B.       Bentuk-Bentuk Pemikiran Lembaga Dakwah Islam Indonesia (LDII)
Pokok-pokok ajaran LDII yaitu :
1.        Orang Islam di luar kelompok mereka adalah kafir dan najis, termasuk kedua orang tua sekalipun.
2.        Kalau ada orang di luar kelompok mereka melakukan shalat di masjid mereka, maka bekas tempat shalatnya dicuci karena dianggap sudah terkena najis.
3.        Wajib taat kepada amir atau imam. Tidak ada Islam tanpa jama’ah, tidak ada jama’ah tanpa keamiran, tidak ada keamiran tanpa ketaatan.”
4.        Mati dalam keadaan belum bai’at kepada amir atau imam LDII maka akan mati jahiliyyah (mati kafir).

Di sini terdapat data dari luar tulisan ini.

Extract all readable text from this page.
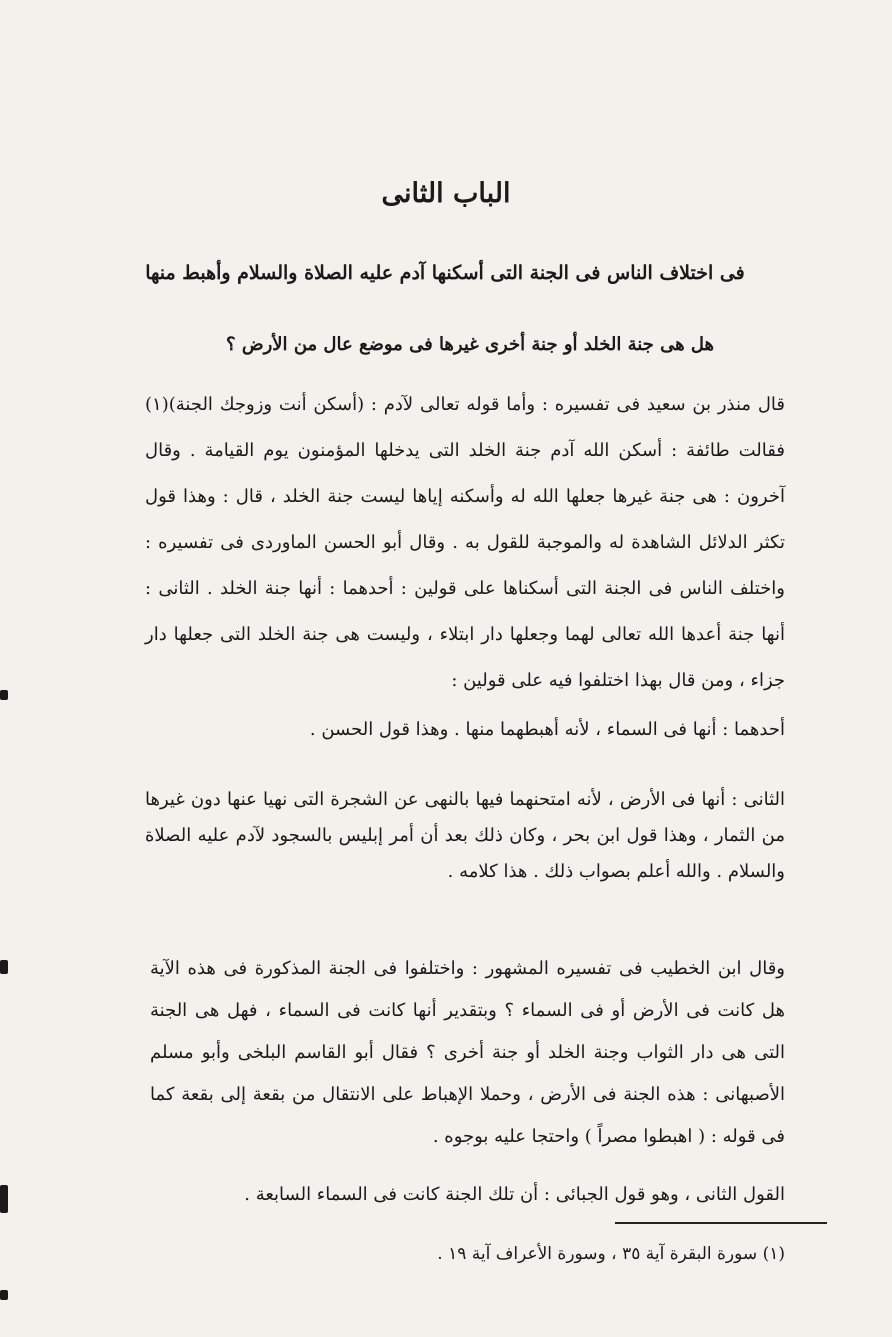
الباب الثانى
فى اختلاف الناس فى الجنة التى أسكنها آدم عليه الصلاة والسلام وأهبط منها
هل هى جنة الخلد أو جنة أخرى غيرها فى موضع عال من الأرض ؟

قال منذر بن سعيد فى تفسيره : وأما قوله تعالى لآدم : (أسكن أنت وزوجك الجنة)(١) فقالت طائفة : أسكن الله آدم جنة الخلد التى يدخلها المؤمنون يوم القيامة . وقال آخرون : هى جنة غيرها جعلها الله له وأسكنه إياها ليست جنة الخلد ، قال : وهذا قول تكثر الدلائل الشاهدة له والموجبة للقول به . وقال أبو الحسن الماوردى فى تفسيره : واختلف الناس فى الجنة التى أسكناها على قولين : أحدهما : أنها جنة الخلد . الثانى : أنها جنة أعدها الله تعالى لهما وجعلها دار ابتلاء ، وليست هى جنة الخلد التى جعلها دار جزاء ، ومن قال بهذا اختلفوا فيه على قولين :

أحدهما : أنها فى السماء ، لأنه أهبطهما منها . وهذا قول الحسن .

الثانى : أنها فى الأرض ، لأنه امتحنهما فيها بالنهى عن الشجرة التى نهيا عنها دون غيرها من الثمار ، وهذا قول ابن بحر ، وكان ذلك بعد أن أمر إبليس بالسجود لآدم عليه الصلاة والسلام . والله أعلم بصواب ذلك . هذا كلامه .

وقال ابن الخطيب فى تفسيره المشهور : واختلفوا فى الجنة المذكورة فى هذه الآية هل كانت فى الأرض أو فى السماء ؟ وبتقدير أنها كانت فى السماء ، فهل هى الجنة التى هى دار الثواب وجنة الخلد أو جنة أخرى ؟ فقال أبو القاسم البلخى وأبو مسلم الأصبهانى : هذه الجنة فى الأرض ، وحملا الإهباط على الانتقال من بقعة إلى بقعة كما فى قوله : ( اهبطوا مصراً ) واحتجا عليه بوجوه .

القول الثانى ، وهو قول الجبائى : أن تلك الجنة كانت فى السماء السابعة .

(١) سورة البقرة آية ٣٥ ، وسورة الأعراف آية ١٩ .
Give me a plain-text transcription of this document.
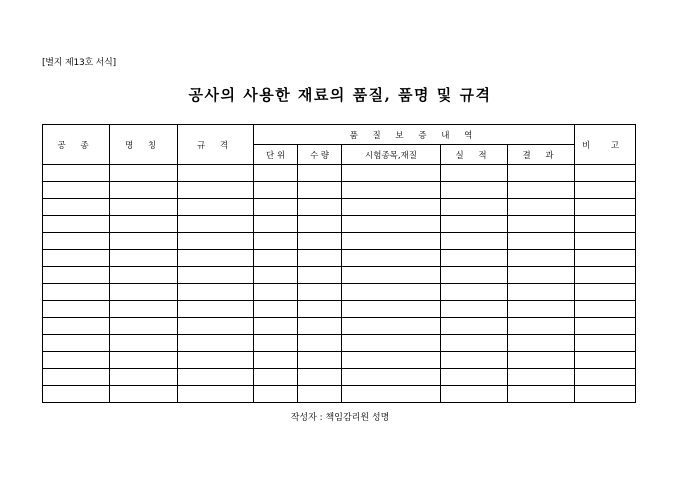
[별지 제13호 서식]
공사의 사용한 재료의 품질, 품명 및 규격
공 종	명 칭	규 격	품 질 보 증 내 역					비 고
			단 위	수 량	시험종목,재질	실 적	결 과	

작성자 : 책임감리원 성명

5.        Al-Qur’an dan Hadits yang boleh diterima adalah yang manqul (yang keluar dari mulut imam atau amir mereka). Yang keluar/diucapkan oleh mulut-mulut yang bukan imam/amir mereka maka haram untuk diikuti. “Barang siapa berkata mengenai kitab Allah dengan pendapatnya (tanpa ilmu), maka dia salah walau benar.”
6.        Haram mengaji Al-Qur’an dan Hafizd kecuali kepada imam/amir mereka.

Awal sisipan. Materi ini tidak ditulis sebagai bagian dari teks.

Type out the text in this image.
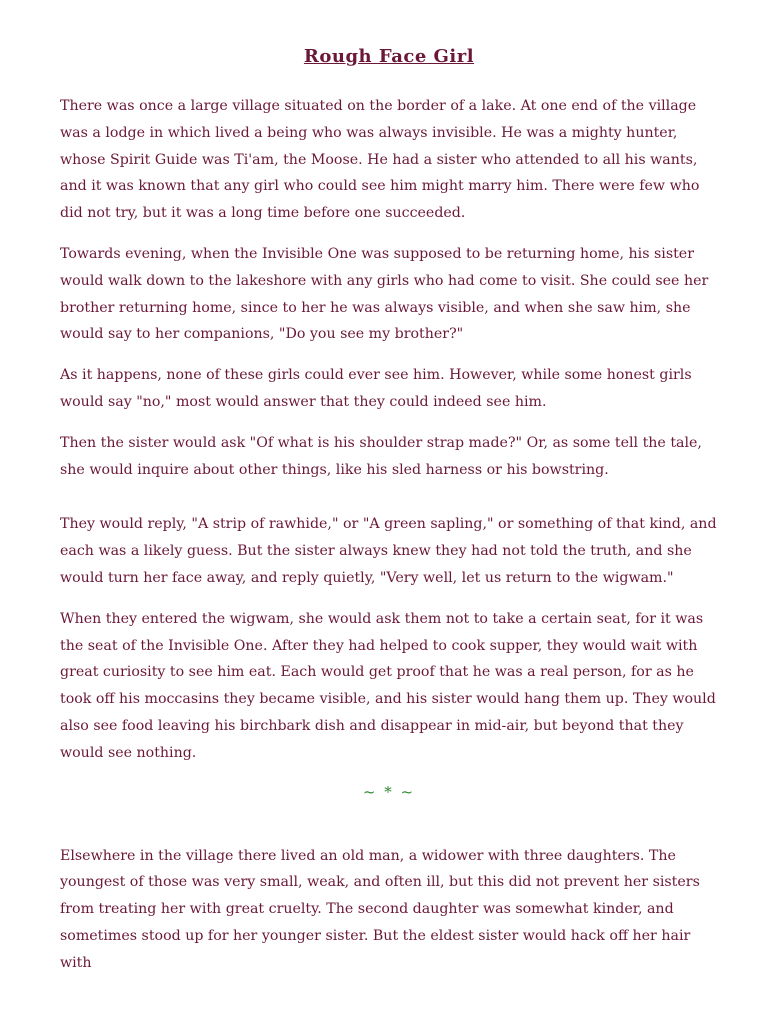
Rough Face Girl

There was once a large village situated on the border of a lake. At one end of the village was a lodge in which lived a being who was always invisible. He was a mighty hunter, whose Spirit Guide was Ti'am, the Moose. He had a sister who attended to all his wants, and it was known that any girl who could see him might marry him. There were few who did not try, but it was a long time before one succeeded.

Towards evening, when the Invisible One was supposed to be returning home, his sister would walk down to the lakeshore with any girls who had come to visit. She could see her brother returning home, since to her he was always visible, and when she saw him, she would say to her companions, "Do you see my brother?"

As it happens, none of these girls could ever see him. However, while some honest girls would say "no," most would answer that they could indeed see him.

Then the sister would ask "Of what is his shoulder strap made?" Or, as some tell the tale, she would inquire about other things, like his sled harness or his bowstring.

They would reply, "A strip of rawhide," or "A green sapling," or something of that kind, and each was a likely guess. But the sister always knew they had not told the truth, and she would turn her face away, and reply quietly, "Very well, let us return to the wigwam."

When they entered the wigwam, she would ask them not to take a certain seat, for it was the seat of the Invisible One. After they had helped to cook supper, they would wait with great curiosity to see him eat. Each would get proof that he was a real person, for as he took off his moccasins they became visible, and his sister would hang them up. They would also see food leaving his birchbark dish and disappear in mid-air, but beyond that they would see nothing.

~ * ~

Elsewhere in the village there lived an old man, a widower with three daughters. The youngest of those was very small, weak, and often ill, but this did not prevent her sisters from treating her with great cruelty. The second daughter was somewhat kinder, and sometimes stood up for her younger sister. But the eldest sister would hack off her hair with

7.        Dosa bisa ditebus kepada sang amir/imam, dan besarnya tebusan tergantung besar-kecilnya dosa yang diperbuat, sedangkan yang menentukannya adalah imam/amir.
8.        Harus rajin membayar infaq, shadaqah dan zakat kepada amir/imam mereka, dan haram menegluarkannya kepada orang lain.
9.        Harta benda di luar kelompok mereka diamggap halal untuk diambil atau dimiliki walaupun dengan cara bagaimanapun memperolehnya seperti mencuri, merampok, korupsi, menipu, dan lain-lain, asal tidak ketahuan/tertangkap. Dan kalau berhasil menipu orang Islam di luar golongan mereka, dianggap berpahala besar.   “Dia-lah Allah, yang menjadikan segala yang ada di bumi untuk kamu ...........”(al-Baqarah:29).
10.    Bila mencuri harta orang lain yang bukan golongan LDII lalu ketahuan, maka salahnya bukan mencurinya itu, tetapi kenapa mencuri kok ketahuan.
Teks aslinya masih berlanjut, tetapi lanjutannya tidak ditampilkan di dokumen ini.